Как ни странно, обе в самом деле шли — причём по крайней мере наполовину без памяти. В противоположную сторону от моста — и к восьмигранному зальцу.
— Ложный ход одного — намёк не потайной ход другого, — суховато заметила Барба. — Намёк, учти, для умеющих думать и тем отличающихся от подавляющего большинства.
— И также порочное знание, которое исходит, прямо или обиняками, от Главного Искусителя.
— Ха, и ты туда же. Олли, простота. Ты подумай: могут ли любить люди, такие, какими они являются, существо, что навострилось их искушать? Не склонны ли они наводить на него напраслину хоть отчасти?
Сестра вздохнула:
— Какая ты, Барб, умная. Хотя и я слегка пошутила. Так что делать-то теперь? Убраться отсюда, пока целы, и рискнуть пошарить в подземных этажах?
— Ну, хотя бы расспросить. Ты не так искушена в фортификации, а я — в абстрактных суждениях, чтобы вот так с ходу обнаружить нечто неизвестное старожилам.
Тут они поняли две вещи. Что давно стоят посередине магического октаэдра и что из двери, ведущей на внешнюю лестницу, как раз выходит командир королевских гвардейцев, который их сюда и привёз. Красавец лет сорока и с отменной выправкой.

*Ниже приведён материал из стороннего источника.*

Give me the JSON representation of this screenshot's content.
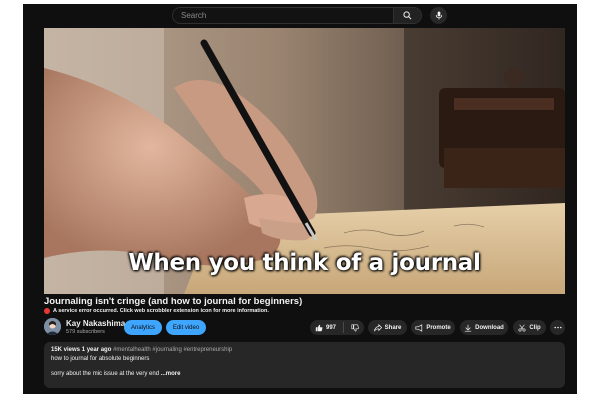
{
  "search": {
    "placeholder": "Search"
  },
  "video": {
    "caption": "When you think of a journal",
    "title": "Journaling isn't cringe (and how to journal for beginners)",
    "error": "A service error occurred. Click web scrobbler extension icon for more information."
  },
  "channel": {
    "name": "Kay Nakashima",
    "subscribers": "579 subscribers"
  },
  "buttons": {
    "analytics": "Analytics",
    "edit": "Edit video",
    "likes": "997",
    "share": "Share",
    "promote": "Promote",
    "download": "Download",
    "clip": "Clip"
  },
  "description": {
    "views": "15K views",
    "age": "1 year ago",
    "tags": "#mentalhealth #journaling #entrepreneurship",
    "line1": "how to journal for absolute beginners",
    "line2": "sorry about the mic issue at the very end",
    "more": "...more"
  },
  "colors": {
    "background": "#0f0f0f",
    "accent": "#3ea6ff",
    "chip": "#272727",
    "error": "#e53935"
  }
}
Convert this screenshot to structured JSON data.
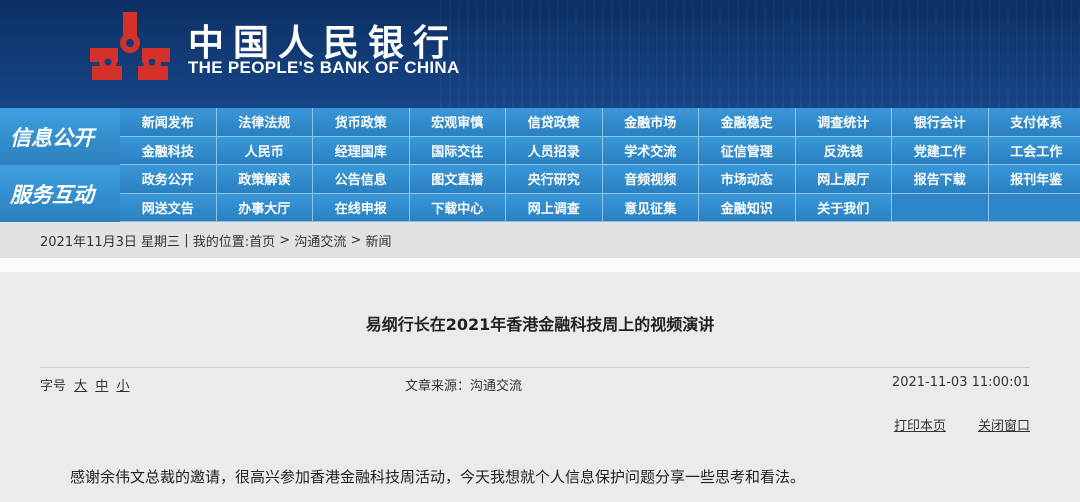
{
  "header": {
    "bank_name_cn": "中国人民银行",
    "bank_name_en": "THE PEOPLE'S BANK OF CHINA",
    "logo_icon": "pboc-emblem-icon",
    "brand_red": "#d3312a",
    "brand_blue": "#123c78"
  },
  "nav": {
    "section1_label": "信息公开",
    "section2_label": "服务互动",
    "rows": [
      [
        "新闻发布",
        "法律法规",
        "货币政策",
        "宏观审慎",
        "信贷政策",
        "金融市场",
        "金融稳定",
        "调查统计",
        "银行会计",
        "支付体系"
      ],
      [
        "金融科技",
        "人民币",
        "经理国库",
        "国际交往",
        "人员招录",
        "学术交流",
        "征信管理",
        "反洗钱",
        "党建工作",
        "工会工作"
      ],
      [
        "政务公开",
        "政策解读",
        "公告信息",
        "图文直播",
        "央行研究",
        "音频视频",
        "市场动态",
        "网上展厅",
        "报告下载",
        "报刊年鉴"
      ],
      [
        "网送文告",
        "办事大厅",
        "在线申报",
        "下载中心",
        "网上调查",
        "意见征集",
        "金融知识",
        "关于我们",
        "",
        ""
      ]
    ]
  },
  "breadcrumb": {
    "date": "2021年11月3日",
    "weekday": "星期三",
    "divider": "|",
    "location_prefix": "我的位置:",
    "home": "首页",
    "arrow1": ">",
    "level1": "沟通交流",
    "arrow2": ">",
    "level2": "新闻"
  },
  "article": {
    "title": "易纲行长在2021年香港金融科技周上的视频演讲",
    "font_size_label": "字号",
    "size_large": "大",
    "size_medium": "中",
    "size_small": "小",
    "source": "文章来源：沟通交流",
    "datetime": "2021-11-03 11:00:01",
    "print_label": "打印本页",
    "close_label": "关闭窗口",
    "first_paragraph": "感谢余伟文总裁的邀请，很高兴参加香港金融科技周活动，今天我想就个人信息保护问题分享一些思考和看法。"
  }
}
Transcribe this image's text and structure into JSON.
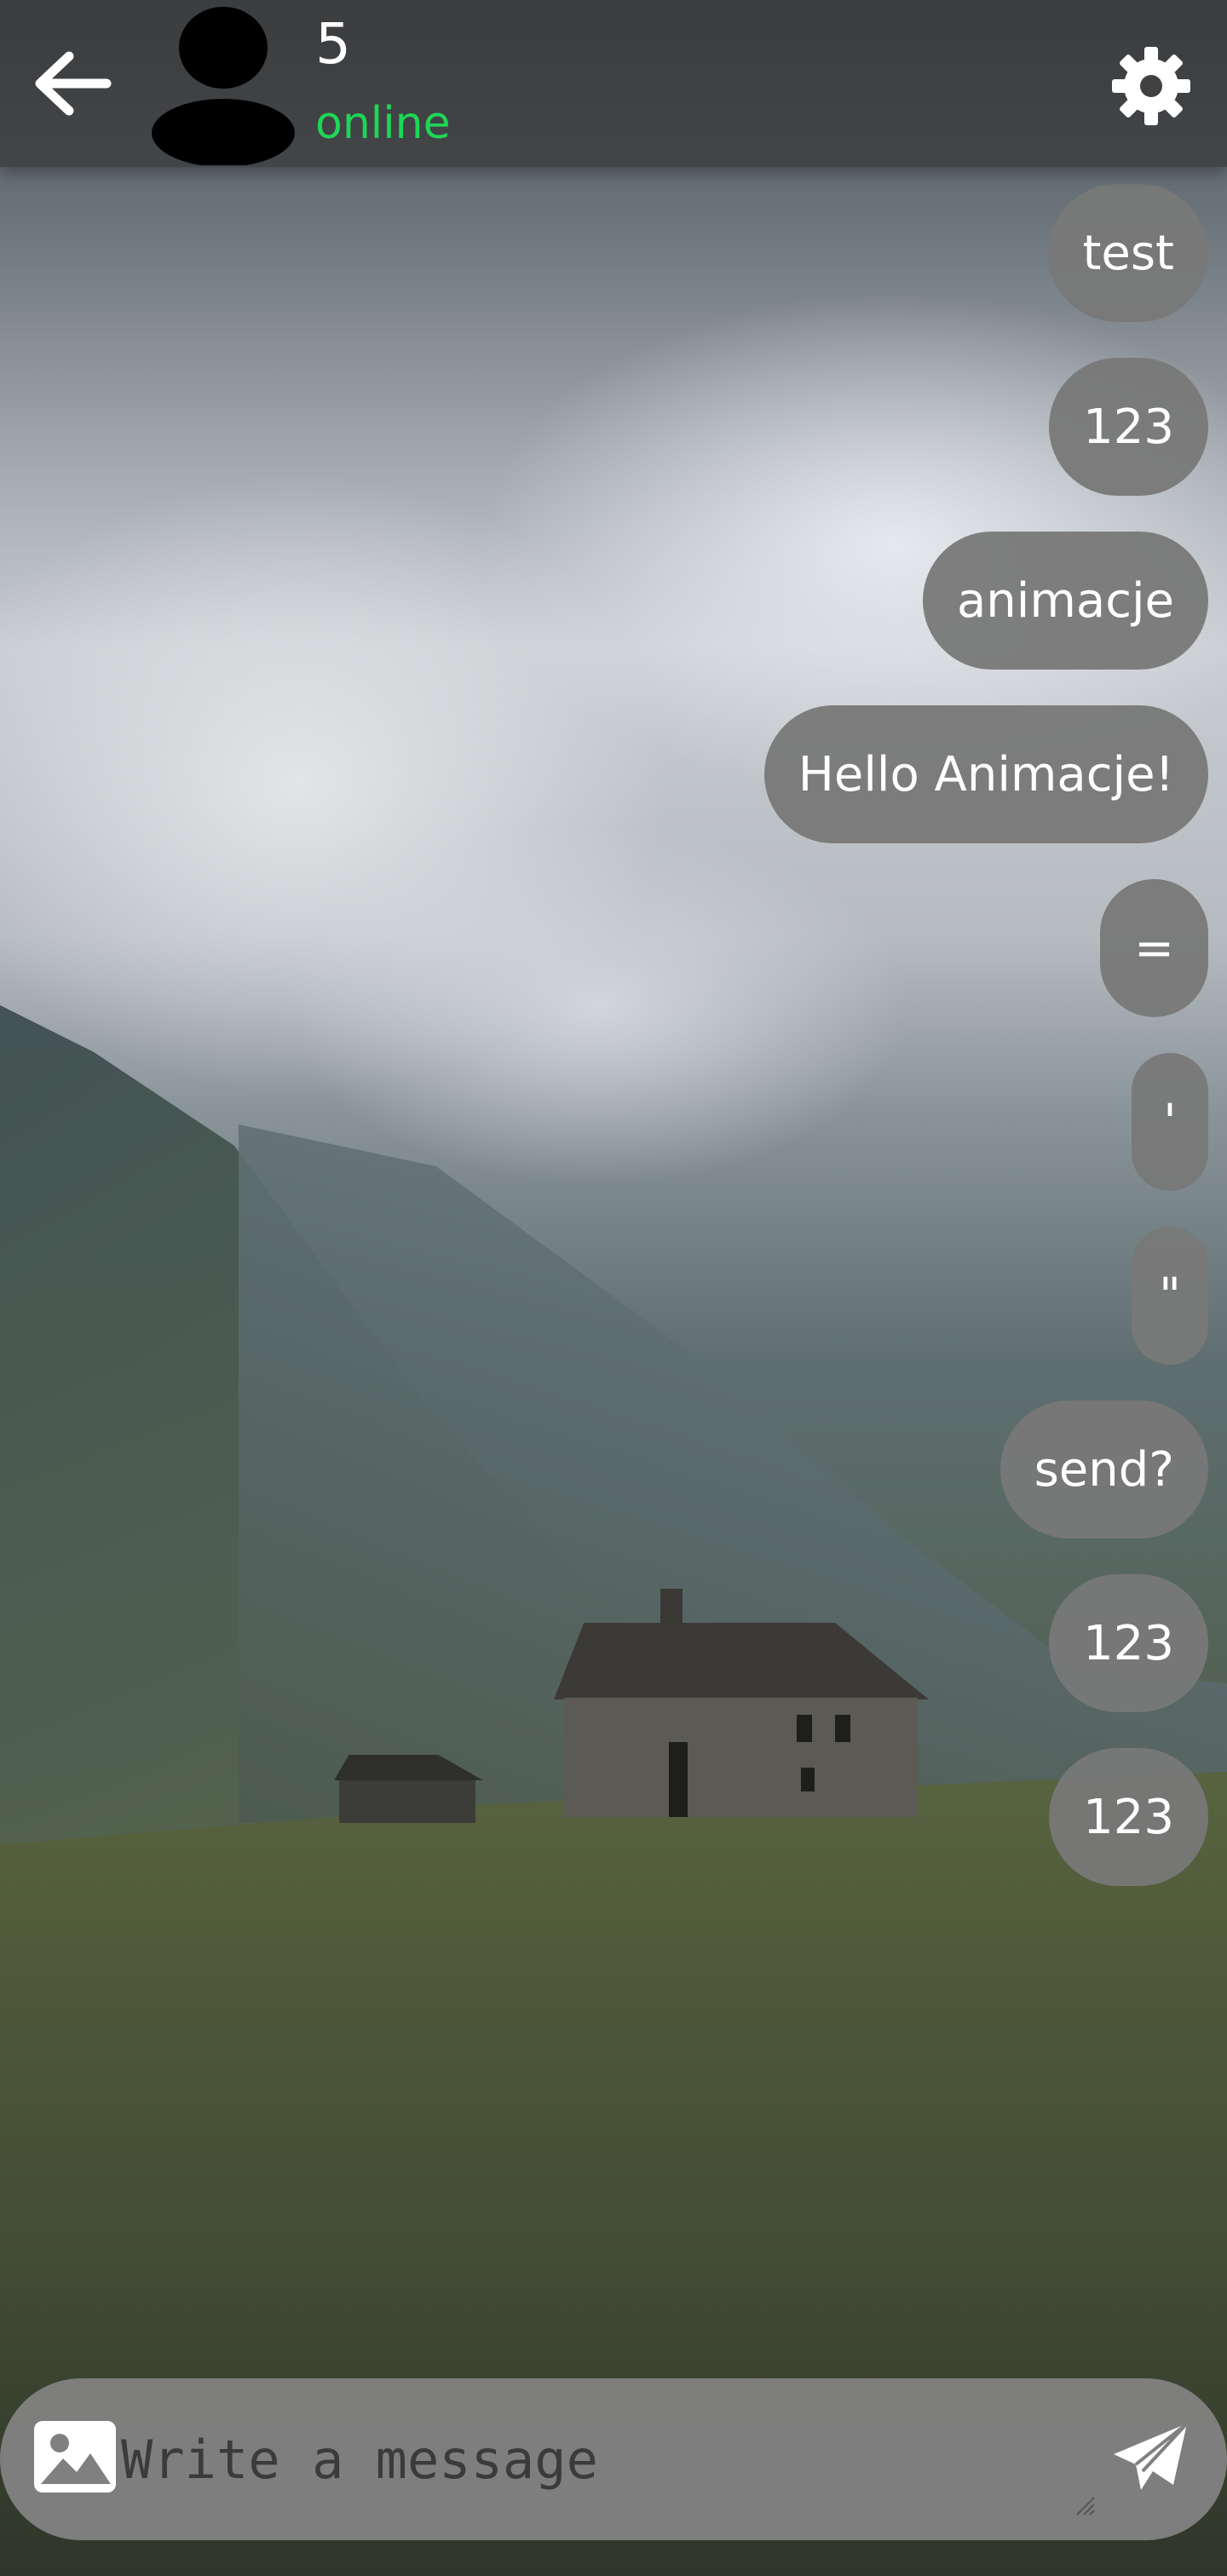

— Прекрасные сэньи, — офицер поклонился лишь слегка, ибо человек был по природе не раболепный. — Приданое разложено в надлежащем порядке и перечтено до последней инвентарной единицы. Вы можете досадовать, что мы провозились куда больше должного, почти до вечера, но здешние слуги не так нам помогали, как мешали. Особенно один, что назвался замковым кастелланом на оба здешних дома. Сличал каждую вещь с учётной ведомостью и то и дело перекладывал туда-обратно.
— Наконец отыскался разумный человек, — ответила Барбара. — Мало ли какую скверность мы с собой притащим: отраву или огневое зелье.
— Обнаружены были платья и обувь довольно странного кроя, — улыбнувшись, ответил офицер. — Из промасленного полотна, шерсти мулагров и гибкой кожи особой выделки. Немного похожей на дублёную человечью. Украшения, слепленные изо всякой чепухи: осколков речного перламутра, просверленной гальки, кипарисовых и можжевеловых шишек, плодов калины и шиповника, птичьих косточек. Книги скондской и рутенской печати нераздельного типа, подобные альбомам гравюр и каллиграмм. И что самое непонятное — сотни мешочков с семенами. Смеси различных трав, помеченные тайнописью.